Interest rates have been kept intentionally low by governments around the world to reduce the cost of sovereign debt and presumably stimulate an economic recovery, but instead it has only driven capital into inflating property prices.
A short term solution is rent control with increases limited to the rate of inflation, the return of tenant protection and a big government residential building programme - on brownfield sites and not at the expense of our natural environment. In the long term the government must shift revenue emphasis away from land and towards a broader based tax system. The Heung Yee **** must be crushed. Government has yet to learn the lesson that its duty is to all the people, not just the select, privileged few.
Cybertect
In response to this article, I believe that Hong Kong is "Suffering by Prosperity" - It seems almost unbelievable that in an era of global recession and economic collapse where we see the deconstruction of well being and the stability of society put to its test in the ravage countries of the failed economic world, that we find Hong Kong, a prosperous city by global standards, suffering by prosperity.
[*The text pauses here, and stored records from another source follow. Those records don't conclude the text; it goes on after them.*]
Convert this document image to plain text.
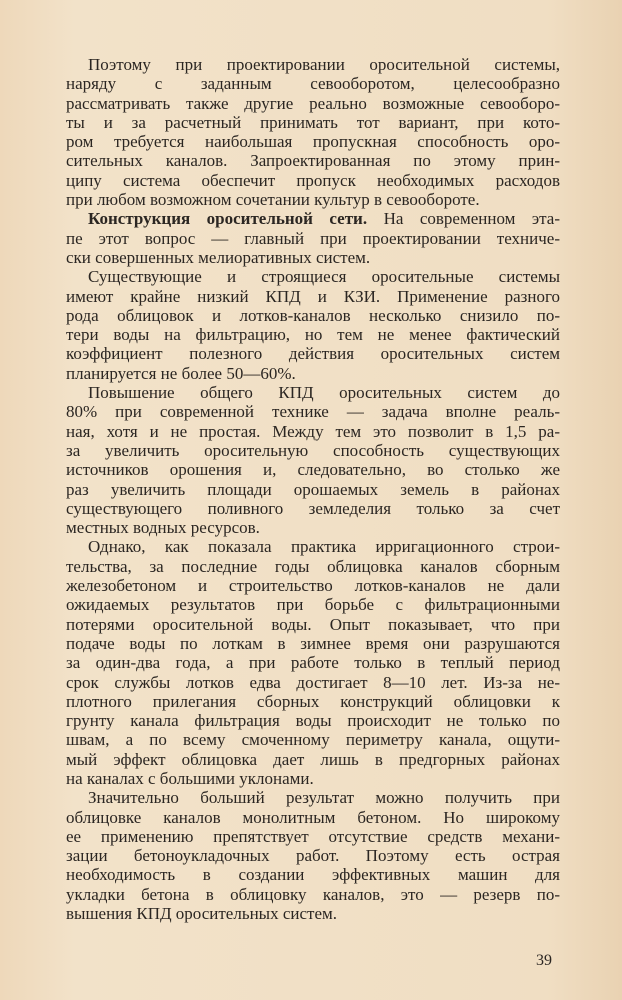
Поэтому при проектировании оросительной системы,
наряду с заданным севооборотом, целесообразно
рассматривать также другие реально возможные севооборо-
ты и за расчетный принимать тот вариант, при кото-
ром требуется наибольшая пропускная способность оро-
сительных каналов. Запроектированная по этому прин-
ципу система обеспечит пропуск необходимых расходов
при любом возможном сочетании культур в севообороте.

Конструкция оросительной сети. На современном эта-
пе этот вопрос — главный при проектировании техниче-
ски совершенных мелиоративных систем.

Существующие и строящиеся оросительные системы
имеют крайне низкий КПД и КЗИ. Применение разного
рода облицовок и лотков-каналов несколько снизило по-
тери воды на фильтрацию, но тем не менее фактический
коэффициент полезного действия оросительных систем
планируется не более 50—60%.

Повышение общего КПД оросительных систем до
80% при современной технике — задача вполне реаль-
ная, хотя и не простая. Между тем это позволит в 1,5 ра-
за увеличить оросительную способность существующих
источников орошения и, следовательно, во столько же
раз увеличить площади орошаемых земель в районах
существующего поливного земледелия только за счет
местных водных ресурсов.

Однако, как показала практика ирригационного строи-
тельства, за последние годы облицовка каналов сборным
железобетоном и строительство лотков-каналов не дали
ожидаемых результатов при борьбе с фильтрационными
потерями оросительной воды. Опыт показывает, что при
подаче воды по лоткам в зимнее время они разрушаются
за один-два года, а при работе только в теплый период
срок службы лотков едва достигает 8—10 лет. Из-за не-
плотного прилегания сборных конструкций облицовки к
грунту канала фильтрация воды происходит не только по
швам, а по всему смоченному периметру канала, ощути-
мый эффект облицовка дает лишь в предгорных районах
на каналах с большими уклонами.

Значительно больший результат можно получить при
облицовке каналов монолитным бетоном. Но широкому
ее применению препятствует отсутствие средств механи-
зации бетоноукладочных работ. Поэтому есть острая
необходимость в создании эффективных машин для
укладки бетона в облицовку каналов, это — резерв по-
вышения КПД оросительных систем.

39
In fact the phenomenon is new to the modern age of economics that we have pockets of high prosperity and capital concentration, but these pockets are suffering from untenable levels of inflation, price rises, cost of living hikes, sky rocketing property prices. The societal structure of the lower, middle and upper classes have now been stretched by the fact that prosperity of the wealthy, mainly powered by the ownership of property and the stratospheric rise in the price of land and property, means that the basic unit of growth cannot sustain our basic life. It is now almost impossible to imagine having a job that would pay enough and have good enough prospects for the average person to start from scratch to own a home. Once he realizes that there is no such hope, his life is destroyed in the sense that he will never be with certainty and confidence be able to plan to set up foundations for his family's secure well being, nor be able to be creative and entrepreneurial with the efforts of his industry and hard work. Hong Kong had been built on such spirit, and now its too hard.